Terbaru

6/recent/ticker-posts

Header Ads Widget

Menyoal Pemecatan Nakes

Topswara.com -- Sebanyak 249 tenaga kesehatan (nakes) non-ASN dipecat oleh Bupati Manggarai NTT Herybertus GL Nabit setelah mereka melakukan demonstrasi untuk menyuarakan aspirasi mereka. Pada tanggal 14 Februari 2024, sekitar 300 nakes non-ASN mengunjungi Kantor Bupati Manggarai untuk menuntut perpanjangan SPK dan kenaikan gaji yang setara dengan upah minimum kabupaten (UMK). 

Mereka juga meminta kenaikan tambahan penghasilan dan peningkatan kuota seleksi Pegawai Pemerintah dengan Perjanjian Kerja (PPPK) 2024. Tuntutan para nakes tersebut didasarkan pada kenyataan bahwa selama ini mereka hanya menerima upah sebesar Rp400 ribu sampai Rp600 ribu per bulan, yang dianggap tidak mencukupi untuk memenuhi kebutuhan hidup mereka. (CNN, 11/4/24)

Bagaimana bisa seorang tenaga kesehatan digaji sangat kecil, apalagi merekalah yang berada di garis terdepan menangani pasien yang sakit, wajar saja mereka menuntut kenaikan gaji. 

Tentu saja, dengan biaya hidup yang terus meningkat, ditambah gaji mereka yang serba terbatas tidak akan cukup untuk memenuhi kebutuhan dasar.
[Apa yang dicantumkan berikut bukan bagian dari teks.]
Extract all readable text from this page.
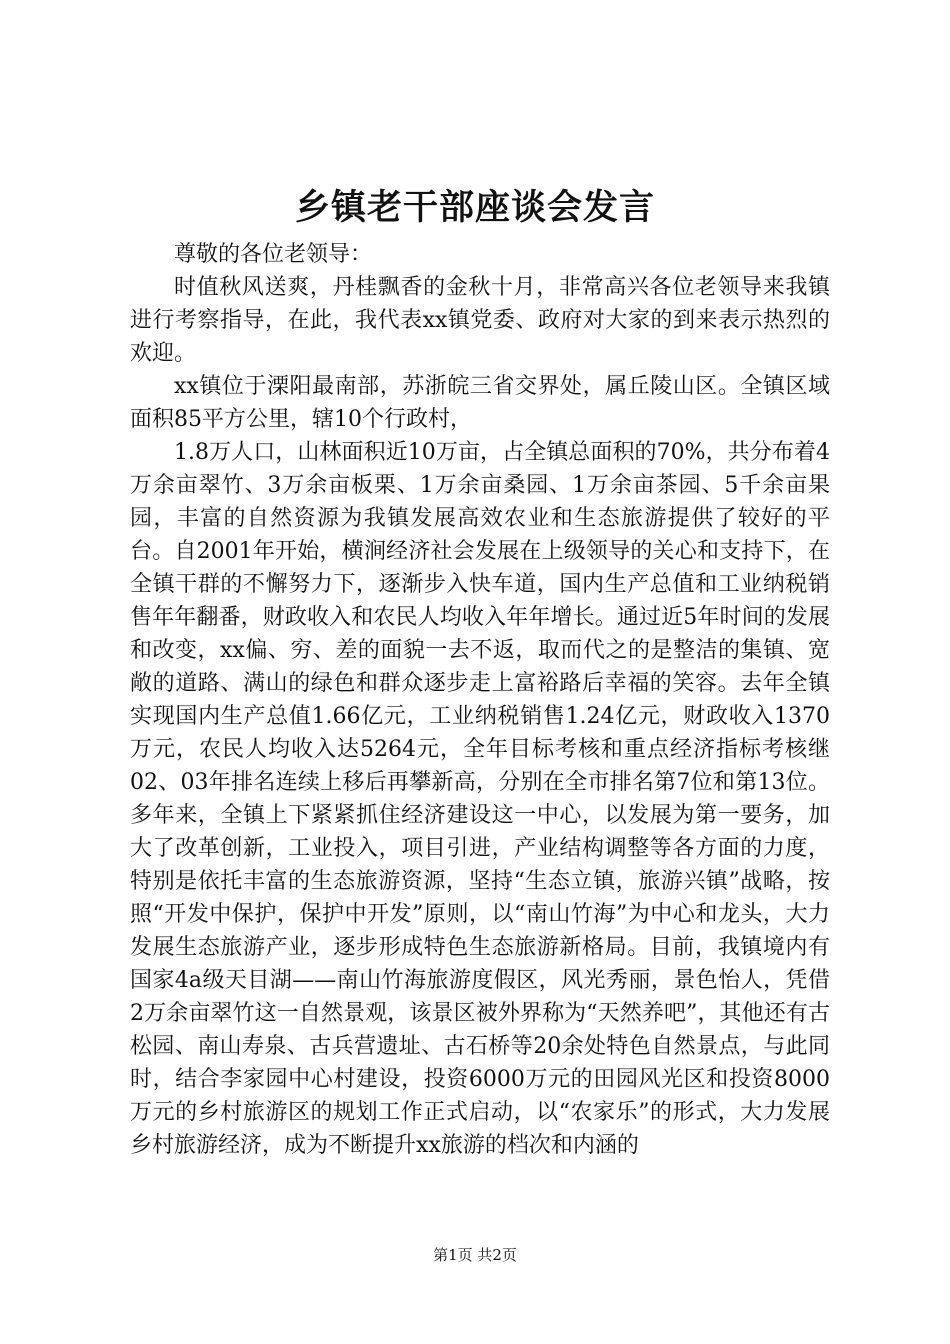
乡镇老干部座谈会发言

尊敬的各位老领导：

时值秋风送爽，丹桂飘香的金秋十月，非常高兴各位老领导来我镇进行考察指导，在此，我代表xx镇党委、政府对大家的到来表示热烈的欢迎。

xx镇位于溧阳最南部，苏浙皖三省交界处，属丘陵山区。全镇区域面积85平方公里，辖10个行政村，

1.8万人口，山林面积近10万亩，占全镇总面积的70%，共分布着4万余亩翠竹、3万余亩板栗、1万余亩桑园、1万余亩茶园、5千余亩果园，丰富的自然资源为我镇发展高效农业和生态旅游提供了较好的平台。自2001年开始，横涧经济社会发展在上级领导的关心和支持下，在全镇干群的不懈努力下，逐渐步入快车道，国内生产总值和工业纳税销售年年翻番，财政收入和农民人均收入年年增长。通过近5年时间的发展和改变，xx偏、穷、差的面貌一去不返，取而代之的是整洁的集镇、宽敞的道路、满山的绿色和群众逐步走上富裕路后幸福的笑容。去年全镇实现国内生产总值1.66亿元，工业纳税销售1.24亿元，财政收入1370万元，农民人均收入达5264元，全年目标考核和重点经济指标考核继02、03年排名连续上移后再攀新高，分别在全市排名第7位和第13位。多年来，全镇上下紧紧抓住经济建设这一中心，以发展为第一要务，加大了改革创新，工业投入，项目引进，产业结构调整等各方面的力度，特别是依托丰富的生态旅游资源，坚持“生态立镇，旅游兴镇”战略，按照“开发中保护，保护中开发”原则，以“南山竹海”为中心和龙头，大力发展生态旅游产业，逐步形成特色生态旅游新格局。目前，我镇境内有国家4a级天目湖——南山竹海旅游度假区，风光秀丽，景色怡人，凭借2万余亩翠竹这一自然景观，该景区被外界称为“天然养吧”，其他还有古松园、南山寿泉、古兵营遗址、古石桥等20余处特色自然景点，与此同时，结合李家园中心村建设，投资6000万元的田园风光区和投资8000万元的乡村旅游区的规划工作正式启动，以“农家乐”的形式，大力发展乡村旅游经济，成为不断提升xx旅游的档次和内涵的

第1页 共2页
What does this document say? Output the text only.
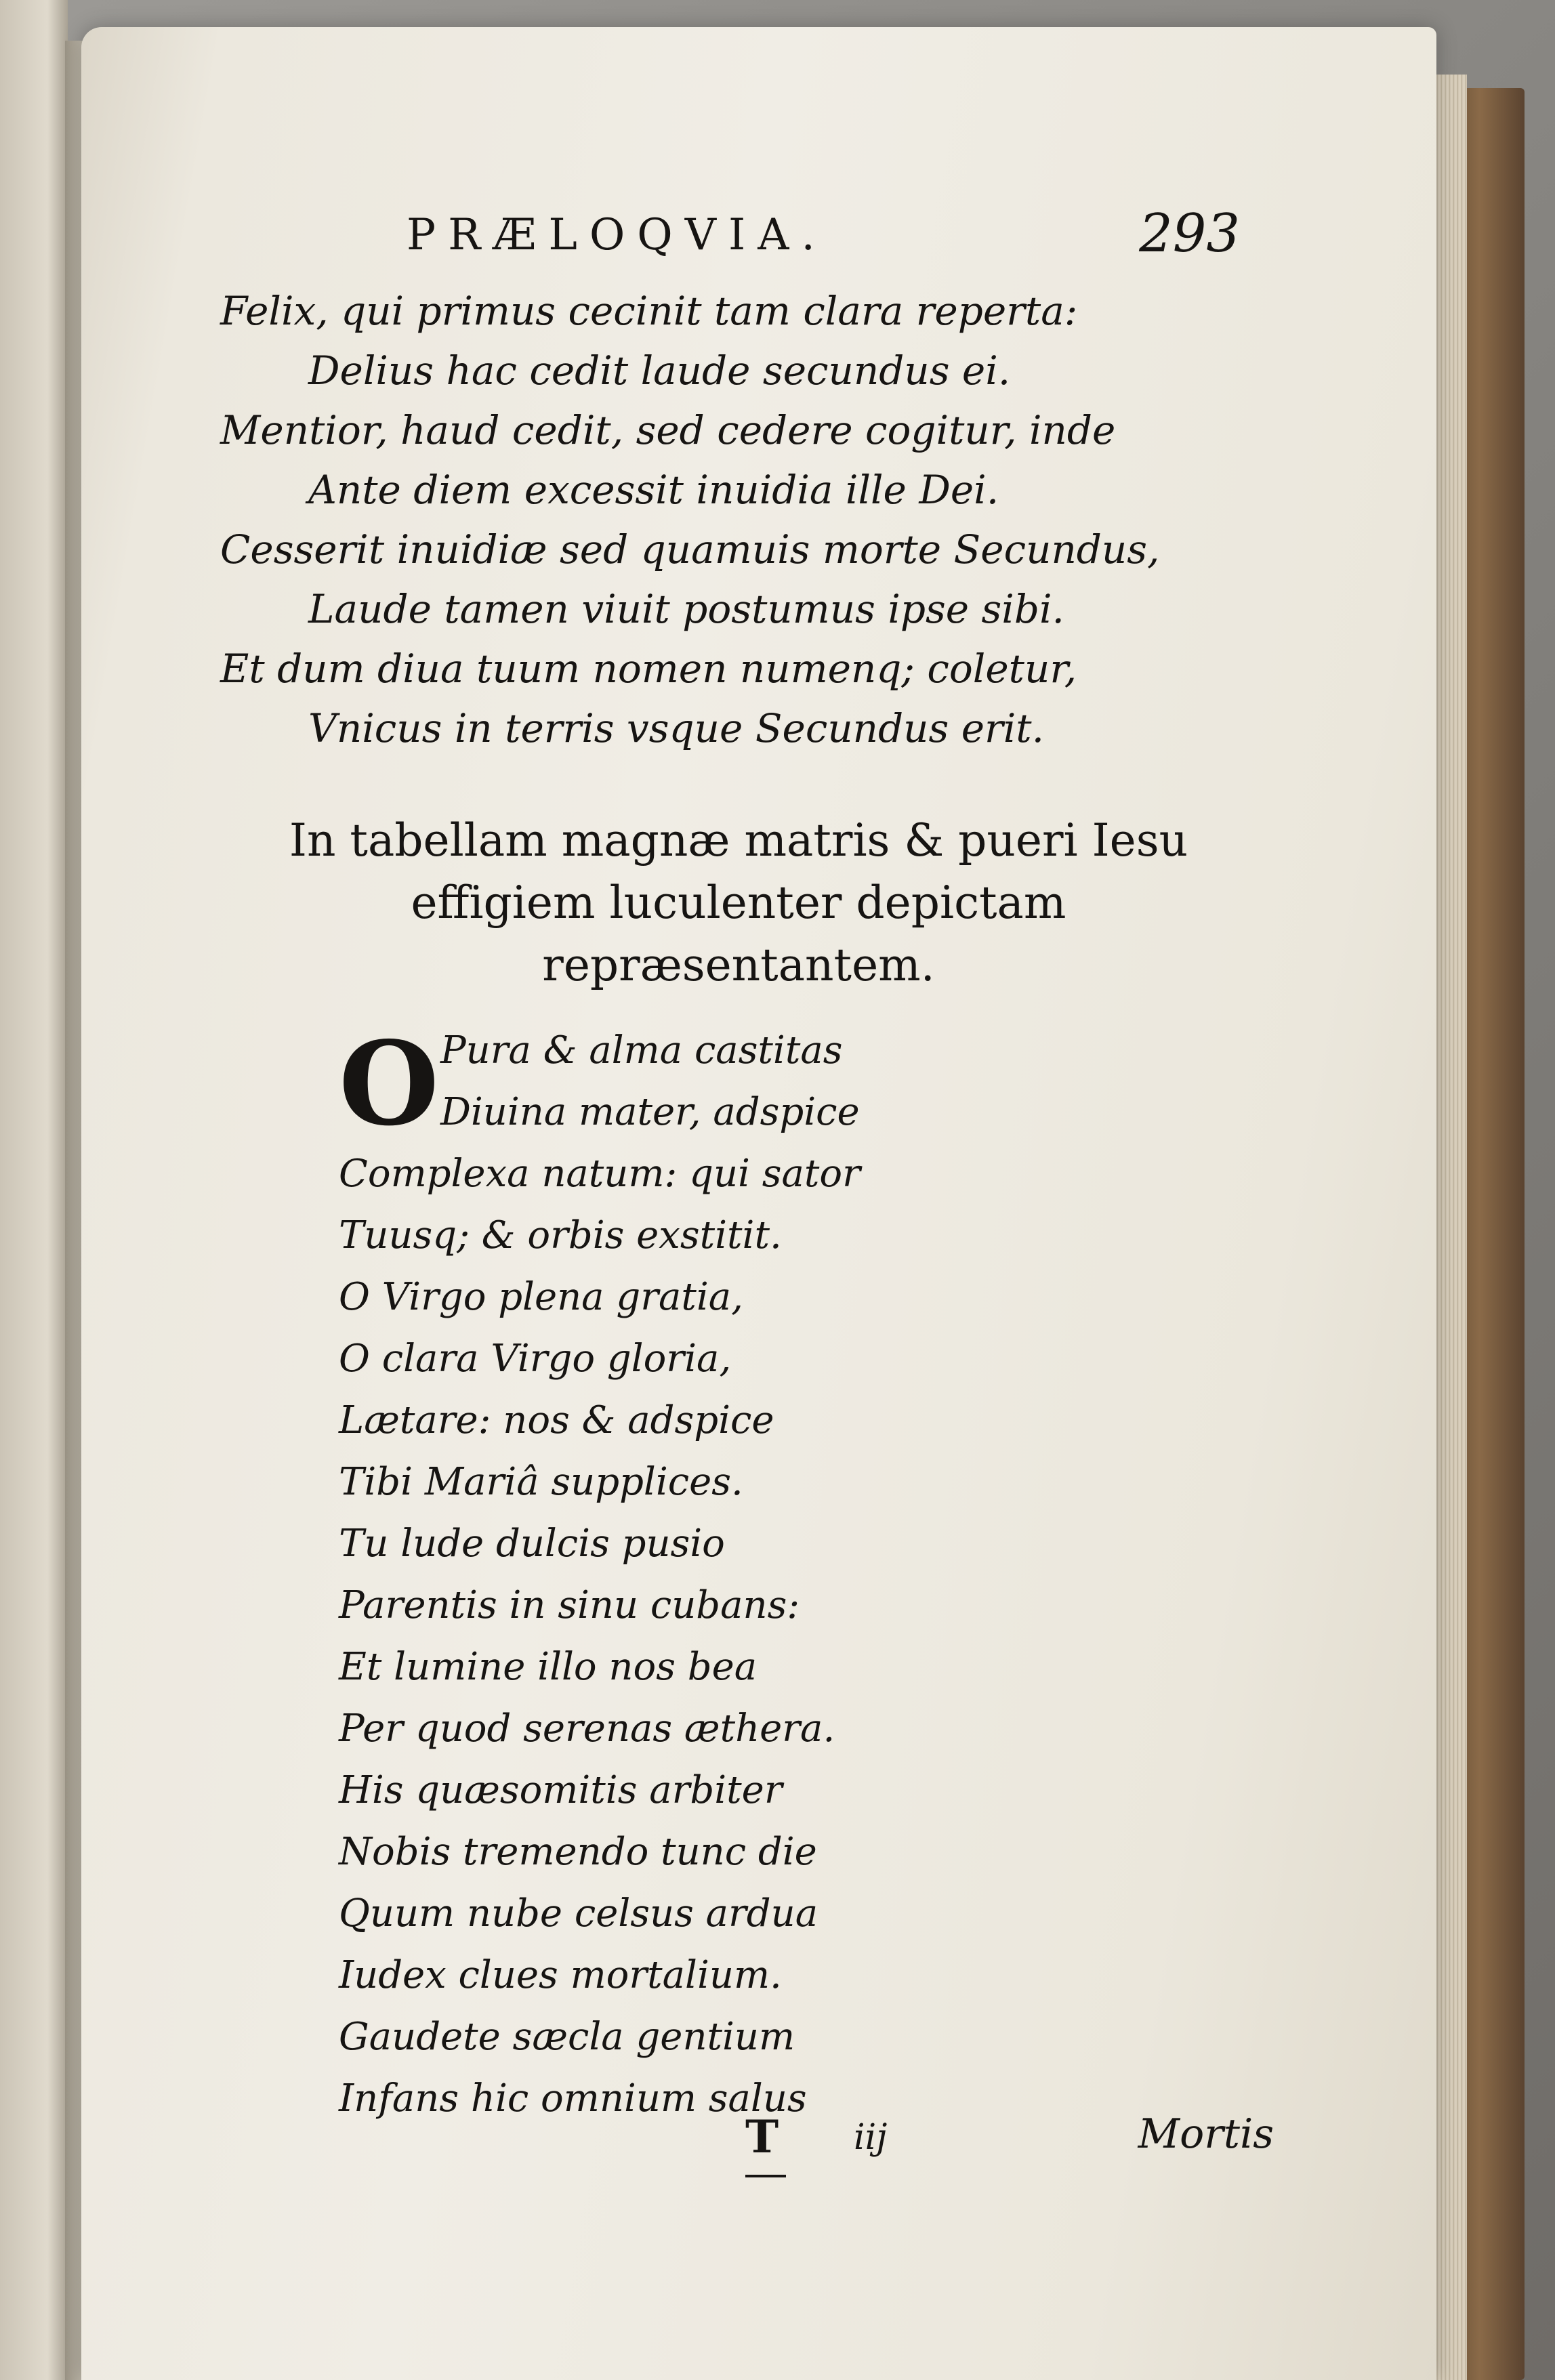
PRÆLOQVIA.	293
Felix, qui primus cecinit tam clara reperta:
Delius hac cedit laude secundus ei.
Mentior, haud cedit, sed cedere cogitur, inde
Ante diem excessit inuidia ille Dei.
Cesserit inuidiæ sed quamuis morte Secundus,
Laude tamen viuit postumus ipse sibi.
Et dum diua tuum nomen numenq; coletur,
Vnicus in terris vsque Secundus erit.
In tabellam magnæ matris & pueri Iesu
effigiem luculenter depictam
repræsentantem.
O Pura & alma castitas
Diuina mater, adspice
Complexa natum: qui sator
Tuusq; & orbis exstitit.
O Virgo plena gratia,
O clara Virgo gloria,
Lætare: nos & adspice
Tibi Mariâ supplices.
Tu lude dulcis pusio
Parentis in sinu cubans:
Et lumine illo nos bea
Per quod serenas æthera.
His quæsomitis arbiter
Nobis tremendo tunc die
Quum nube celsus ardua
Iudex clues mortalium.
Gaudete sæcla gentium
Infans hic omnium salus
T iij	Mortis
Inilah alasan mengapa mereka menuntut kenaikan gaji.

Di sinilah dibutuhkan peran pemerintah dalam mengatur gaji tenaga kesehatan, bukan malah memecatnya, itu tindakan yang tidak masuk akal. Tanpa tenaga medis yang memadai, bagaimana masyarakat bisa mendapatkan perawatan yang layak?

Peristiwa tersebut merupakan titik puncak dari fenomena yang menggambarkan kegagalan konsep kapitalisme terkait dengan rapuhnya sistem kesehatan, di mana kesehatan dianggap sebagai komoditas ekonomi dan menjadi objek industrialisasi. 
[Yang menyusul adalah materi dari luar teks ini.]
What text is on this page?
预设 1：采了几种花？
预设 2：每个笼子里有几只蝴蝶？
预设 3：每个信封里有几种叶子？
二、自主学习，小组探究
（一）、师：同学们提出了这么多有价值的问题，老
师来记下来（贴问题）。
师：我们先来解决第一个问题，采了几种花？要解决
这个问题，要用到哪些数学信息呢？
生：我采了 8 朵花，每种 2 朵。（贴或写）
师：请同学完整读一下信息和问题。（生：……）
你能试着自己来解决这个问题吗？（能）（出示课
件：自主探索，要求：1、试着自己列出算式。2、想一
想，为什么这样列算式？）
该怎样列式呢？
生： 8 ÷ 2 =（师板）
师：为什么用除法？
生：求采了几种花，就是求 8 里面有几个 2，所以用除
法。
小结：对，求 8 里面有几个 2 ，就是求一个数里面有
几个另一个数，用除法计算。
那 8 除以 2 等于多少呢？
Kapitalisme memandang dokter, bidan, perawat, dan nakes yang lain sebagai bagian dari mesin yang mendorong proses industrialisasi dalam sektor kesehatan.
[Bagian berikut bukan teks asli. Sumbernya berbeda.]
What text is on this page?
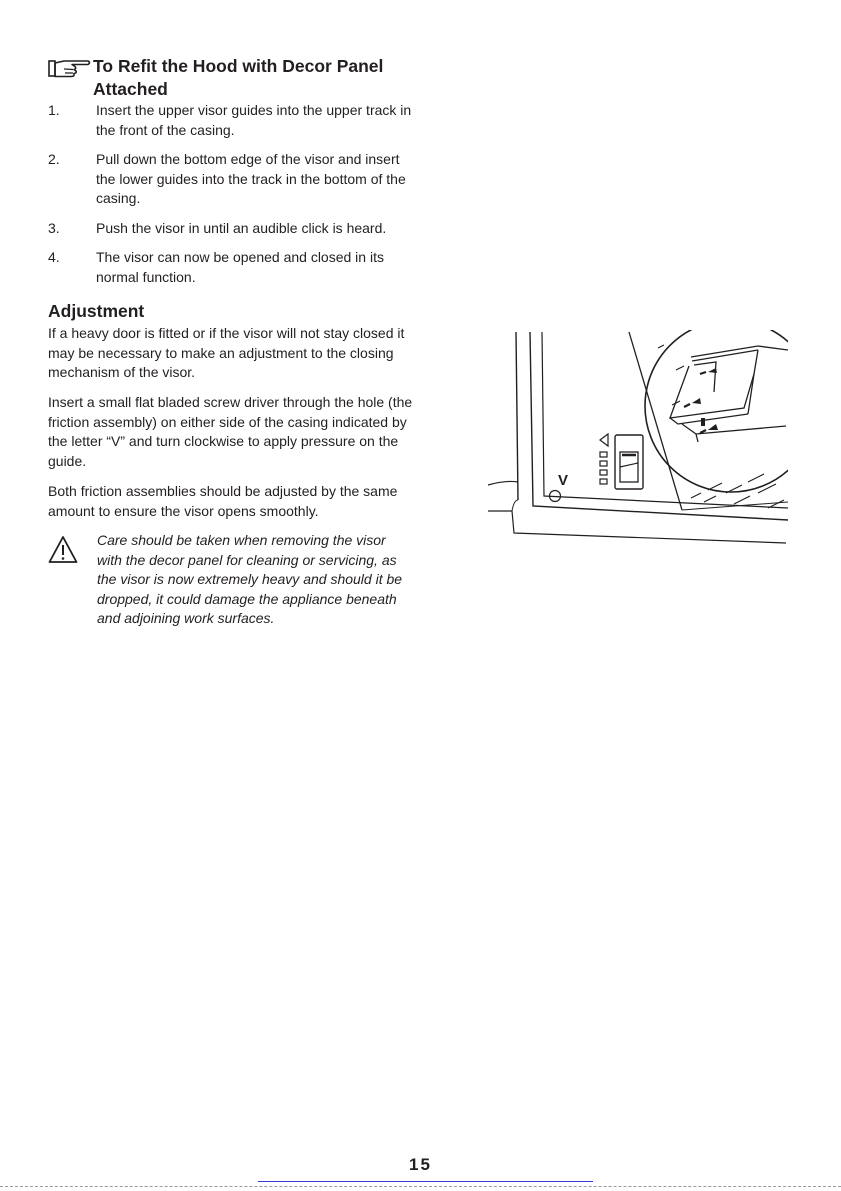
To Refit the Hood with Decor Panel
Attached
1.	Insert the upper visor guides into the upper track in the front of the casing.
2.	Pull down the bottom edge of the visor and insert the lower guides into the track in the bottom of the casing.
3.	Push the visor in until an audible click is heard.
4.	The visor can now be opened and closed in its normal function.
Adjustment

If a heavy door is fitted or if the visor will not stay closed it may be necessary to make an adjustment to the closing mechanism of the visor.

Insert a small flat bladed screw driver through the hole (the friction assembly) on either side of the casing indicated by the letter “V” and turn clockwise to apply pressure on the guide.

Both friction assemblies should be adjusted by the same amount to ensure the visor opens smoothly.

Care should be taken when removing the visor with the decor panel for cleaning or servicing, as the visor is now extremely heavy and should it be dropped, it could damage the appliance beneath and adjoining work surfaces.

V
15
Dalam sistem kapitalisme, kesehatan sering kali dipandang sebagai bisnis atau komoditas ekonomi. Hal ini menyebabkan kesehatan menjadi tergantung pada kemampuan finansial individu atau institusi untuk memperoleh akses ke layanan kesehatan yang baik. 

Dalam konteks ini, keputusan terkait dengan kesehatan seringkali didasarkan pada pertimbangan ekonomi, seperti biaya dan profitabilitas. Selain itu, dengan memperlakukan kesehatan sebagai objek industrialisasi, layanan kesehatan sering dijalankan dengan orientasi pada efisiensi dan profitabilitas, mirip dengan cara industri memproduksi barang. 

Hal ini dapat menyebabkan pengorbanan terhadap aspek-aspek kualitatif dari perawatan kesehatan, seperti perhatian individual terhadap pasien atau kondisi kerja yang aman bagi tenaga kesehatan. 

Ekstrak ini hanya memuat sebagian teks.